It’s play-off time for your job search – what do you have to lose?

Are you conducting a job search like it's the last 5 minutes of your championship play-off game?

Here comes another basketball metaphor about your job search.

A few nights ago, my Varsity HS Girls Basketball Team played in the first round of the State Playoffs. In our section we were ranked 6th out of 32 teams. We played a team ranked 24 and almost lost.

Why? It should have been an easy win – a no-brainer.

At playoff time, teams change – they go from being conservative, playing careful, doing the same old thing, and usually playing within their capability. At playoff time, lower ranked teams hike it up to whole other level. They play with complete abandon – and give it a 110%.

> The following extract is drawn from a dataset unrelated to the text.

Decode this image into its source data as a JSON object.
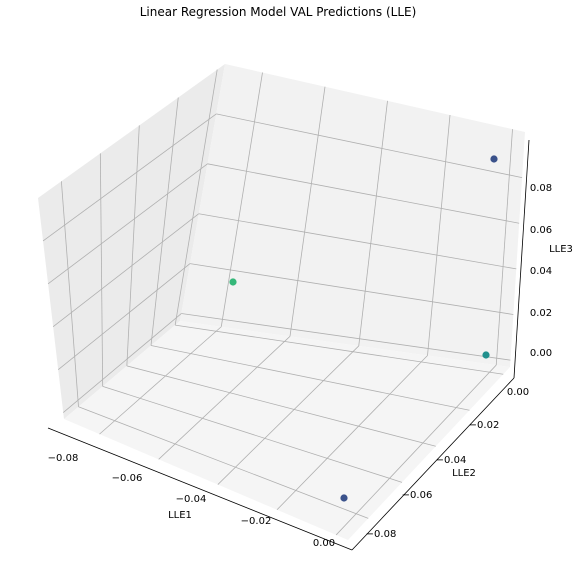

What do the lower ranked teams have to lose? If they don’t win, their season ends right now. And if they can pull off one more win – they get to come back and play another game. Many upsets occur, because lower ranked teams fight as hard as they ever fought, they do everything they can to influence the outcome, and they leave nothing on the table.

If you asked the team last night that lost to us in the last 5 minutes of the game if they had any regrets – if any of the players felt they had not played as hard as they could – and the answer would be an overwhelming “I gave it everything I could”.

When asked that question, our higher ranked girls would have said there was a lot they could have done and they were disappointed in their performance since they didn’t “work hard enough”. They were coasting on their high ranking, thinking their past track record could speak for itself.

Are you guilty of this dysfunctional thinking in your job search?

If you ask most candidates that question about their job search, I would predict that most candidates would have significant regrets about their commitment, energy, and intensity regarding their job search.

Most candidates are not willing to “go beyond the call of duty” in their job search.

Most candidates could not claim that they have “outworked their peers” in their job search.

Most candidates are just doing the same thing over and over (Benjamin Franklin’s Definition of Insanity).

No wonder the typical executive/senior management job search is now significantly over 6 months. Here are some questions to ponder about your job search:

  • What are you doing in your job search that your peers are unwilling to do?
  • What are doing this week that represents a high level of energy, commitment, and intensity in your job search than last week?
  • How would you quantify the effort and intensity of your job search?
  • Shouldn’t you be treating your job search like it’s play-off time and it’s the last 5 minutes of what could be the last game of the season or your entire career?
  • Are you going beyond the call of duty in your job search?

What could you be doing differently that would represent a higher level of commitment, energy, and intensity?

This is just a small list of the hundreds of things you could be doing in your job search to reduce the time it takes to find a great opportunity. Most of your peers are unwilling to invest the time to do these job search best practices. Are you willing be to do what it takes to win – to go beyond what most of your peers do in their job search – or would you rather coast in the middle of the pack?

Have you downloaded our FREE Job Search Preparation Scorecard to see if you’re doing everything you can to conduct an effective job search?

What’s holding you back from pouring everything you’ve got into your job search?

Barry Deutsch

Jump into the Questions and Answers in our popular LinkedIn Discussion Group to discover what some candidates are doing that truly represents an effort to go “beyond the call of duty”.

About the Author

Barry Deutsch is a founding Partner of IMPACT Hiring Solutions, co-author of "You're NOT the Person I Hired", and "This is NOT the Position I Accepted". Barry is an award-winning international speaker, retained executive recruiter, and expert on hiring and retaining top talent, and executive job search.

1 Comment

  • By Paul Tasner, February 24, 2010 @ 11:02 am

    I’m a big sports fan; particularly, basketball. Nevertheless, I really dislike the overuse of sports metaphors. . . However, I think that it really works very well in this case, Barry. Not surprisingly, it can be applied to many endeavors in life, not merely one’s job search. Well done, sir.